En flânant dans les rues des cités japonaises, le promeneur occidental s’étonne souvent de l’accoutrement des jeunes Japonais. C’est pourtant dans ces lieux très fréquentés que se décident les grandes tendances. Quelques exemples parmi tant d’autres.
Le Japon a su s’approprier la mode occidentale pour recréer ses propres styles avant de l’influencer à son tour. Il y a d’abord eu les grands créateurs comme Issey Miyake ou Kenzo qui disaient s’inspirer de la tradition des kimonos (les imprimés, la silhouette…). Aujourd’hui c’est une version démocratisée de cette mode qui fascine. En 1999, la campagne publicitaire de Benetton fut centrée sur les jeunes de Harajuku. Les affiches furent réunies en un album intitulé Kokeshi. Dior a, pour sa part, lancé une gamme de maquillage directement inspirée des jeunes de Shibuya. Les couleurs ont été choisies pour s’harmoniser avec leurs cheveux décolorés.
En 2005, la chanteuse américaine Gwen Stefani, ex-leader du groupe No Doubt, affirme que les Harajuku girls sont ses muses et leurs dédie une chanson éponyme sur son dernier album. La mode des adolescents japonais est impressionnante parce qu’elle est dans la rue. Les habits de créateurs se portent avec des baskets et des fripes. Les magazines montrent en exemple les clichés de passants, et beaucoup de leurs mannequins sont de simples vendeuses ou des lycéennes.
En France, le look des adolescents peut être un moyen de clamer haut et fort son appartenance à une classe sociale et même à un quartier comme pour les NAPPY (Neuilly, Auteuil, PassY). Les T-shirt imprimés “pur produit de banlieue” se sont vendus avec succès. Cette distinction-là est beaucoup moins marquée au Japon. L’apparence est souvent caractéristique du quartier où l’on s’amuse, mais pas de sa position sur l’échelle sociale.
Une autre spécificité est le flou qui entoure la frontière entre féminin et masculin. Si le lancement d’une gamme pour homme par de grandes marques de cosmétiques a été très médiatisé, cela fait bien 10 ans que ce genre de produits existe au Japon, à commencer par les kits pour l’entretien des sourcils.

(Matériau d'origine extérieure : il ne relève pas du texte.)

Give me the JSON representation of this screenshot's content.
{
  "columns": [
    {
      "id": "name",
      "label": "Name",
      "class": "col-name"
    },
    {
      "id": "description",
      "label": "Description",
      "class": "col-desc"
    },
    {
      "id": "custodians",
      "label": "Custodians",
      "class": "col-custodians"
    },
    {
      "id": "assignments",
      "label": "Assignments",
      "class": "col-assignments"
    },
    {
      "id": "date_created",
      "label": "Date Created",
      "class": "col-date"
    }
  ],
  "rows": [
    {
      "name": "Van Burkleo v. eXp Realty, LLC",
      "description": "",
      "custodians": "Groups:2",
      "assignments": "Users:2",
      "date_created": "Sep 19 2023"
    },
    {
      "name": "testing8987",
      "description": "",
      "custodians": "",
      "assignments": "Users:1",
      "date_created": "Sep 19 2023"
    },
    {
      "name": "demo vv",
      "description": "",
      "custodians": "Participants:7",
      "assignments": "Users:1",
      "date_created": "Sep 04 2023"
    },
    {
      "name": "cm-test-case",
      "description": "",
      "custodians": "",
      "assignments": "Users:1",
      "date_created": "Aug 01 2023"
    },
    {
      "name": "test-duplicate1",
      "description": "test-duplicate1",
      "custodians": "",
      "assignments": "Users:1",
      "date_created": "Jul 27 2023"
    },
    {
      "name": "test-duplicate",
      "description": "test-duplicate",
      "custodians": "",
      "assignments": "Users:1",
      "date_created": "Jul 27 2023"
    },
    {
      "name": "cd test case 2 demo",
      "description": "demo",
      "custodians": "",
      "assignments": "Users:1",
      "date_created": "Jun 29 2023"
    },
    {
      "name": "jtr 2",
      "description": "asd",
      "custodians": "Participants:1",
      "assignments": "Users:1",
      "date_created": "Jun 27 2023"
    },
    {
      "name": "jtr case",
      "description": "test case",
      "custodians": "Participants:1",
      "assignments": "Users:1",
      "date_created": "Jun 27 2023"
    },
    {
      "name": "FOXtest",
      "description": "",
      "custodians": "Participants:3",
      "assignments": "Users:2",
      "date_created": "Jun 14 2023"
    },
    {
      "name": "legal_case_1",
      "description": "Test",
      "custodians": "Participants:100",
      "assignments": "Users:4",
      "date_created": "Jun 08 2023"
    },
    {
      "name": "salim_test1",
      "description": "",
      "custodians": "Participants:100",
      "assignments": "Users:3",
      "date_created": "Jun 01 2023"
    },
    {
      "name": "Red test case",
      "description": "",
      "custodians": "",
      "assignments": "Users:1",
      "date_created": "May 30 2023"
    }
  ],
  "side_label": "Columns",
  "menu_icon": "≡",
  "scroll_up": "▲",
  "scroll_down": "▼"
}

Le look ultra féminin des Gals [filles] de Shibuya (visage très maquillé, vêtements très sexy de couleur pastel) a été repris par les Center Guys (voir p. 15). Et une des icônes de la mode Gothic Lolita est un homme : le guitariste Mana. Ce dernier s’habillait façon poupée de porcelaine avec ses cheveux coiffés en anglaise, des chaussures à plate-formes, un jupon plein de dentelle, des faux cils et un rouge à lèvres noir.
Le rôle de l’habit, et le rapport à la mode sont radicalement différents dans les deux pays. En France, à en croire les magazines pour adolescentes qui lancent à leurs lectrices faîtes le craquer ! ou comment faire un max d’effet, la fille soigne son apparence pour séduire. Dans la rue, les gens s’observent. Les terrasses de cafés ne sont-ils pas des observatoires de passants ?
Au Japon, les regards ne se croisent pas. On ne fera jamais de commentaires à voix haute sur votre physique ou vos tenues. Dans ce contexte, susciter une réaction demande beaucoup d’efforts, ouvrant peut-être ainsi la voie à ces résultats spectaculaires dont nous vous proposons quelques exemples.
Il existe également un souci de contrôle de son physique quasi-perfectionniste. En matière de look, impossible n’est pas japonais. Se rapprocher de son idéal n’est qu’une question d’efforts. Travailler son apparence permet de contourner la réalité en se redéfinissant. C’est assez explicite chez les lolita (voir p. 14). Se déguiser en poupée de porcelaine, pour se projeter dans le monde des shôjo manga de notre enfance. Et le look de Shibuya, très féminin et très sexy est bien loin de l’image de la femme traditionnelle, discrète et modeste. Ces gals sont jeunes, belles et sexy, et veulent que tout Tokyo le sache.
En Occident, les hippies ou les punks exprimaient à travers leurs tenues une envie de se différencier et de choquer pour exprimer leurs contestations.
Si ceux des adolescents tokyoïtes sont tout aussi spectaculaires, il ne suit pas la même logique. D’ailleurs les débats politiques sont totalement absents des magazines qui s’adressent à eux.
Il existe plusieurs “tribus” (zoku, kei) reconnaissables à leurs accoutrements, associées à des quartiers. Dans chaque “tribu”, ce sont les mêmes marques, les mêmes magasins, les mêmes exemples à suivre, bref les mêmes références qui reviennent. Elles ont ainsi recréé leurs propres conformismes, à l’image de la société.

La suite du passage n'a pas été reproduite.